Since those times, we have seen the rise and fall of hundreds of music superstars and would-be music superstars. The most revered rock stars are able to balance the fine line between the “authenticity” which music fans value and the charismatic star power which entertainment fans admire. For decades, professional music was recorded in high-end recording studios with highly skilled engineers and producers facilitating the process. As music technology continued to develop and professional-level recordings became easier to produce, the amount of music makers with dreams of turning professional increased exponentially.
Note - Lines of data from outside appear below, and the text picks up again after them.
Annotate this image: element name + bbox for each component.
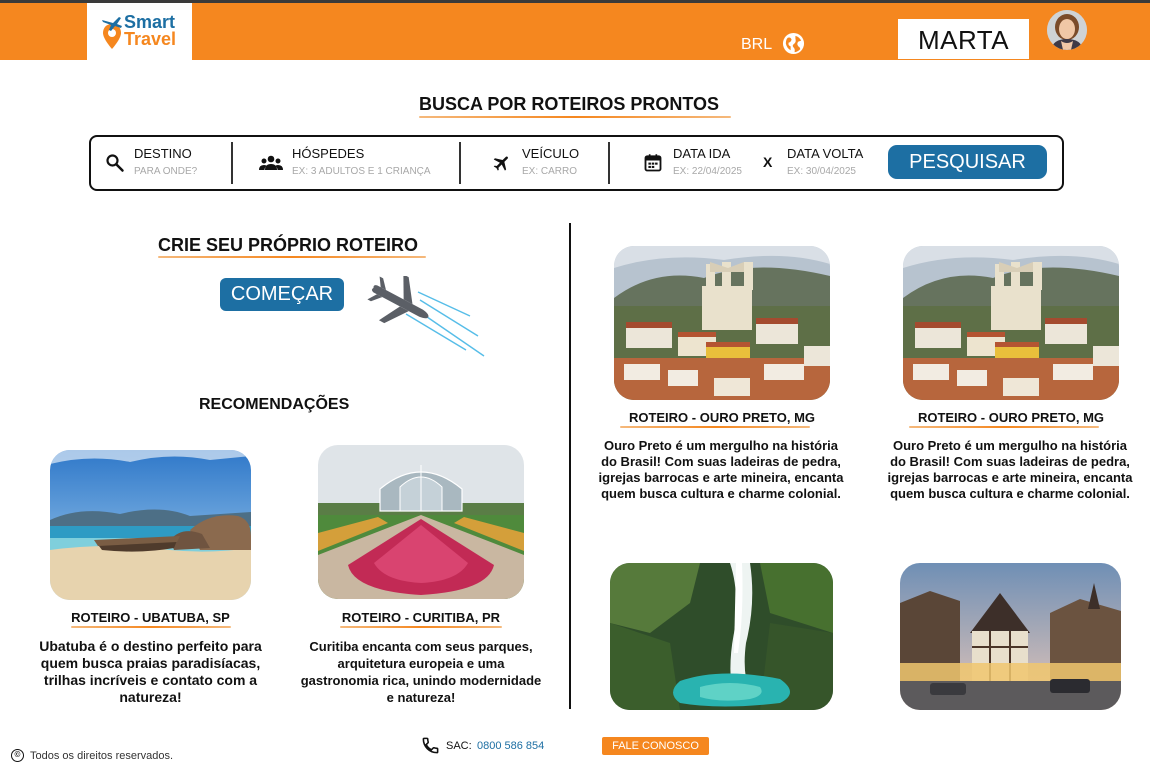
title-underline [71,626,231,628]
colonial-town-image [614,246,830,400]
title-underline [909,426,1099,428]
guests-placeholder: EX: 3 ADULTOS E 1 CRIANÇA [292,166,431,177]
date-back-field[interactable]: DATA VOLTA EX: 30/04/2025 [781,137,881,189]
curitiba-description: Curitiba encanta com seus parques, arqui… [300,639,542,705]
guests-label: HÓSPEDES [292,146,365,161]
title-underline [340,626,502,628]
create-itinerary-title: CRIE SEU PRÓPRIO ROTEIRO [158,235,419,255]
date-separator: X [763,154,773,170]
recommendations-title: RECOMENDAÇÕES [199,396,350,413]
beach-image [50,450,251,600]
ubatuba-description: Ubatuba é o destino perfeito para quem b… [39,638,262,705]
sac-label: SAC: [446,740,472,752]
group-icon [259,155,283,170]
column-divider [569,223,571,709]
search-section-title: BUSCA POR ROTEIROS PRONTOS [419,94,720,114]
guests-field[interactable]: HÓSPEDES EX: 3 ADULTOS E 1 CRIANÇA [233,137,459,189]
vehicle-field[interactable]: VEÍCULO EX: CARRO [461,137,608,189]
title-underline [158,256,426,258]
copyright-text: Todos os direitos reservados. [30,750,174,762]
ubatuba-image[interactable] [50,450,251,600]
date-out-placeholder: EX: 22/04/2025 [673,166,742,177]
curitiba-image[interactable] [318,445,524,599]
ouro-preto-title[interactable]: ROTEIRO - OURO PRETO, MG [903,410,1119,425]
colonial-town-image [903,246,1119,400]
airplane-icon [493,156,508,171]
destination-placeholder: PARA ONDE? [134,166,198,177]
copyright-icon: © [11,749,24,762]
date-back-placeholder: EX: 30/04/2025 [787,166,856,177]
calendar-icon [644,154,662,172]
ubatuba-title[interactable]: ROTEIRO - UBATUBA, SP [50,610,251,625]
globe-icon[interactable] [782,32,805,55]
ouro-preto-image[interactable] [614,246,830,400]
date-back-label: DATA VOLTA [787,146,864,161]
flying-airplane-icon [367,276,485,357]
search-bar: DESTINO PARA ONDE? HÓSPEDES EX: 3 ADULTO… [89,135,1064,191]
search-button[interactable]: PESQUISAR [888,145,1047,179]
vehicle-placeholder: EX: CARRO [522,166,578,177]
logo-text: Smart Travel [124,13,177,49]
ouro-preto-description: Ouro Preto é um mergulho na história do … [887,438,1133,501]
destination-label: DESTINO [134,146,192,161]
european-town-image [900,563,1121,710]
logo-text-travel: Travel [124,29,177,49]
title-underline [419,116,731,118]
avatar[interactable] [1047,10,1087,50]
date-out-label: DATA IDA [673,146,731,161]
destination-field[interactable]: DESTINO PARA ONDE? [91,137,231,189]
ouro-preto-title[interactable]: ROTEIRO - OURO PRETO, MG [614,410,830,425]
phone-icon [422,737,439,754]
gramado-image[interactable] [900,563,1121,710]
currency-selector[interactable]: BRL [741,36,772,54]
user-name-button[interactable]: MARTA [898,19,1029,59]
vehicle-label: VEÍCULO [522,146,580,161]
date-out-field[interactable]: DATA IDA EX: 22/04/2025 [610,137,760,189]
start-button[interactable]: COMEÇAR [220,278,344,311]
contact-us-button[interactable]: FALE CONOSCO [602,737,709,755]
search-icon [106,154,124,172]
ouro-preto-description: Ouro Preto é um mergulho na história do … [598,438,844,501]
curitiba-title[interactable]: ROTEIRO - CURITIBA, PR [318,610,524,625]
sac-phone-link[interactable]: 0800 586 854 [477,740,544,752]
waterfall-photo [610,563,833,710]
botanical-garden-image [318,445,524,599]
waterfall-image[interactable] [610,563,833,710]
location-pin-plane-icon [102,17,122,49]
title-underline [620,426,810,428]
ouro-preto-image[interactable] [903,246,1119,400]
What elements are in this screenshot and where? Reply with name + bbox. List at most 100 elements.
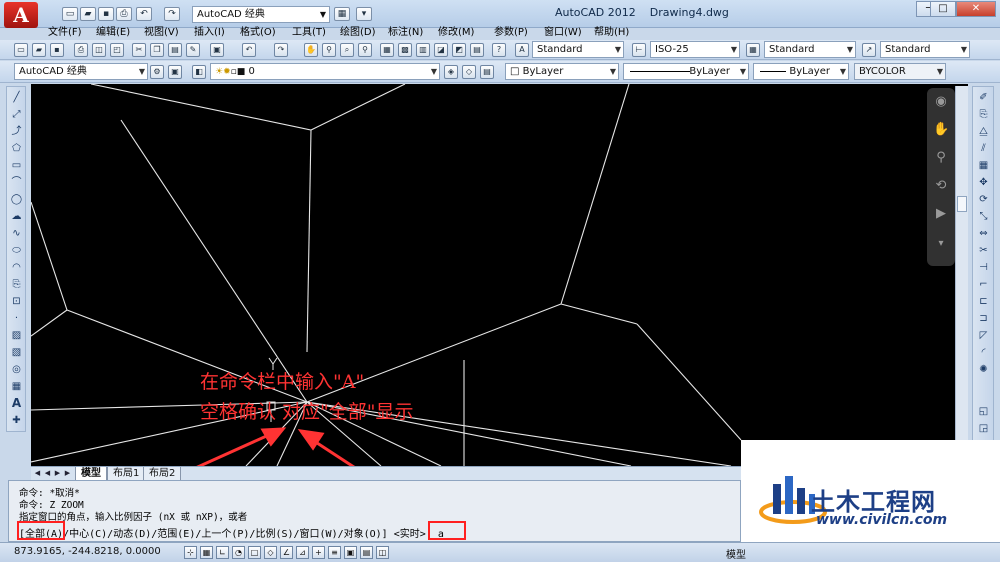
workspace-toggle-icon[interactable]: ▣ — [168, 65, 182, 79]
circle-icon[interactable]: ◯ — [10, 193, 23, 206]
polyline-icon[interactable]: ⤴ — [10, 125, 23, 138]
orbit-icon[interactable]: ⟲ — [933, 178, 949, 194]
draw-order-icon[interactable]: ◱ — [977, 405, 990, 418]
autocad-logo-icon[interactable]: A — [4, 2, 38, 28]
workspace-settings-icon[interactable]: ⚙ — [150, 65, 164, 79]
rotate-icon[interactable]: ⟳ — [977, 193, 990, 206]
new-icon[interactable]: ▭ — [14, 43, 28, 57]
sc-icon[interactable]: ◫ — [376, 546, 389, 559]
make-block-icon[interactable]: ⊡ — [10, 295, 23, 308]
construction-line-icon[interactable]: ⤢ — [10, 108, 23, 121]
restore-button[interactable]: □ — [930, 1, 956, 17]
open-file-icon[interactable]: ▰ — [80, 7, 96, 21]
layer-properties-icon[interactable]: ◧ — [192, 65, 206, 79]
tool-palettes-icon[interactable]: ▥ — [416, 43, 430, 57]
save-icon[interactable]: ▪ — [98, 7, 114, 21]
copy-object-icon[interactable]: ⎘ — [977, 108, 990, 121]
osnap-icon[interactable]: □ — [248, 546, 261, 559]
scale-icon[interactable]: ⤡ — [977, 210, 990, 223]
copy-icon[interactable]: ❐ — [150, 43, 164, 57]
markup-icon[interactable]: ◩ — [452, 43, 466, 57]
make-object-layer-current-icon[interactable]: ◈ — [444, 65, 458, 79]
ellipse-icon[interactable]: ⬭ — [10, 244, 23, 257]
menu-window[interactable]: 窗口(W) — [544, 26, 582, 40]
quick-calc-icon[interactable]: ▤ — [470, 43, 484, 57]
zoom-previous-icon[interactable]: ⚲ — [358, 43, 372, 57]
ortho-icon[interactable]: ∟ — [216, 546, 229, 559]
text-style-dropdown[interactable]: Standard ▼ — [532, 41, 624, 58]
array-icon[interactable]: ▦ — [977, 159, 990, 172]
save-icon[interactable]: ▪ — [50, 43, 64, 57]
steering-wheel-icon[interactable]: ◉ — [933, 94, 949, 110]
layer-state-icon[interactable]: ▤ — [480, 65, 494, 79]
menu-edit[interactable]: 编辑(E) — [96, 26, 130, 40]
rectangle-icon[interactable]: ▭ — [10, 159, 23, 172]
workspace-dropdown[interactable]: AutoCAD 经典 ▼ — [192, 6, 330, 23]
zoom-icon[interactable]: ⚲ — [933, 150, 949, 166]
dyn-icon[interactable]: + — [312, 546, 325, 559]
chamfer-icon[interactable]: ◸ — [977, 329, 990, 342]
menu-view[interactable]: 视图(V) — [144, 26, 179, 40]
plot-preview-icon[interactable]: ◫ — [92, 43, 106, 57]
insert-block-icon[interactable]: ⎘ — [10, 278, 23, 291]
qp-icon[interactable]: ▤ — [360, 546, 373, 559]
lineweight-dropdown[interactable]: ByLayer ▼ — [753, 63, 849, 80]
print-icon[interactable]: ⎙ — [116, 7, 132, 21]
arc-icon[interactable]: ⌒ — [10, 176, 23, 189]
layer-dropdown[interactable]: ☀✹▫■ 0 ▼ — [210, 63, 440, 80]
line-icon[interactable]: ╱ — [10, 91, 23, 104]
menu-format[interactable]: 格式(O) — [240, 26, 276, 40]
menu-draw[interactable]: 绘图(D) — [340, 26, 376, 40]
revision-cloud-icon[interactable]: ☁ — [10, 210, 23, 223]
add-selected-icon[interactable]: ✚ — [10, 414, 23, 427]
table-icon[interactable]: ▦ — [10, 380, 23, 393]
paste-icon[interactable]: ▤ — [168, 43, 182, 57]
design-center-icon[interactable]: ▩ — [398, 43, 412, 57]
vertical-scrollbar[interactable] — [955, 86, 968, 466]
properties-icon[interactable]: ▦ — [380, 43, 394, 57]
open-icon[interactable]: ▰ — [32, 43, 46, 57]
ducs-icon[interactable]: ⊿ — [296, 546, 309, 559]
menu-help[interactable]: 帮助(H) — [594, 26, 629, 40]
hatch-icon[interactable]: ▨ — [10, 329, 23, 342]
polar-icon[interactable]: ◔ — [232, 546, 245, 559]
block-editor-icon[interactable]: ▣ — [210, 43, 224, 57]
next-tab-icon[interactable]: ▶ — [53, 468, 62, 479]
last-tab-icon[interactable]: ▶ — [63, 468, 72, 479]
lwt-icon[interactable]: ≡ — [328, 546, 341, 559]
snap-icon[interactable]: ⊹ — [184, 546, 197, 559]
offset-icon[interactable]: ⫽ — [977, 142, 990, 155]
polygon-icon[interactable]: ⬠ — [10, 142, 23, 155]
new-file-icon[interactable]: ▭ — [62, 7, 78, 21]
undo-icon[interactable]: ↶ — [136, 7, 152, 21]
table-style-icon[interactable]: ▦ — [746, 43, 760, 57]
gradient-icon[interactable]: ▧ — [10, 346, 23, 359]
menu-parametric[interactable]: 参数(P) — [494, 26, 528, 40]
plotstyle-dropdown[interactable]: BYCOLOR ▼ — [854, 63, 946, 80]
tab-layout1[interactable]: 布局1 — [107, 467, 146, 481]
match-properties-icon[interactable]: ✎ — [186, 43, 200, 57]
fillet-icon[interactable]: ◜ — [977, 346, 990, 359]
table-style-dropdown[interactable]: Standard ▼ — [764, 41, 856, 58]
explode-icon[interactable]: ✺ — [977, 363, 990, 376]
mirror-icon[interactable]: ⧋ — [977, 125, 990, 138]
menu-tools[interactable]: 工具(T) — [292, 26, 326, 40]
tab-layout2[interactable]: 布局2 — [143, 467, 182, 481]
ellipse-arc-icon[interactable]: ◠ — [10, 261, 23, 274]
menu-file[interactable]: 文件(F) — [48, 26, 82, 40]
redo-icon[interactable]: ↷ — [274, 43, 288, 57]
break-at-point-icon[interactable]: ⌐ — [977, 278, 990, 291]
prev-tab-icon[interactable]: ◀ — [43, 468, 52, 479]
pan-icon[interactable]: ✋ — [933, 122, 949, 138]
move-icon[interactable]: ✥ — [977, 176, 990, 189]
plot-icon[interactable]: ⎙ — [74, 43, 88, 57]
spline-icon[interactable]: ∿ — [10, 227, 23, 240]
tab-model[interactable]: 模型 — [75, 467, 107, 481]
zoom-realtime-icon[interactable]: ⚲ — [322, 43, 336, 57]
close-button[interactable]: ✕ — [956, 1, 996, 17]
redo-icon[interactable]: ↷ — [164, 7, 180, 21]
text-style-icon[interactable]: A — [515, 43, 529, 57]
dim-style-dropdown[interactable]: ISO-25 ▼ — [650, 41, 740, 58]
sheet-set-icon[interactable]: ◪ — [434, 43, 448, 57]
multiline-text-icon[interactable]: A — [10, 397, 23, 410]
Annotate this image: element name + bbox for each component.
Currently, thousands of songs are released in the online music sphere every day, aligned with the dreams of tens of thousands of new recording artists who often work out of their own bedrooms, eschewing traditional recording studios.
Attendant with the millions of self-released tracks has come a sense of an overwhelming content deluge; a sum of recorded music so massive that no one could possibly listen to it all, or even work up the desire to do so. For some music fans, this has caused a retreat of sorts into the cozy haven of treasured favorite albums and artists of the past, letting their days of adventuresome listening fade away. For others, all this music is a beautiful ocean to endlessly explore: diehards trade tips on best places to find the newest, latest, weirdest, fastest, sexiest, dumbest, and whatever-est tracks online, quibbling over which streaming services work best for which genres and other minutiae.
The future of music is not a rock star. It is the return of music as a pastime, like the days of the parlor piano. Instead of playing and singing popular songs in the parlor, now family and friends create the music from scratch, like the folk music of the past. There is still plenty of room for professional musicians in various capacities, of course, and popular, money-making acts fronted by great-looking people will continue to exist. But we will see less and less would-be music legends, just as we now see less and less artists who embody the kind of prophetic archetype we associate with the greatest music artists. When any person can create any sound, there is much less room for revolutionaries in the field.
So we are back to just ourselves and our voices, as we were before this all started. Back to the parlor, except now the parlor is the whole wide world.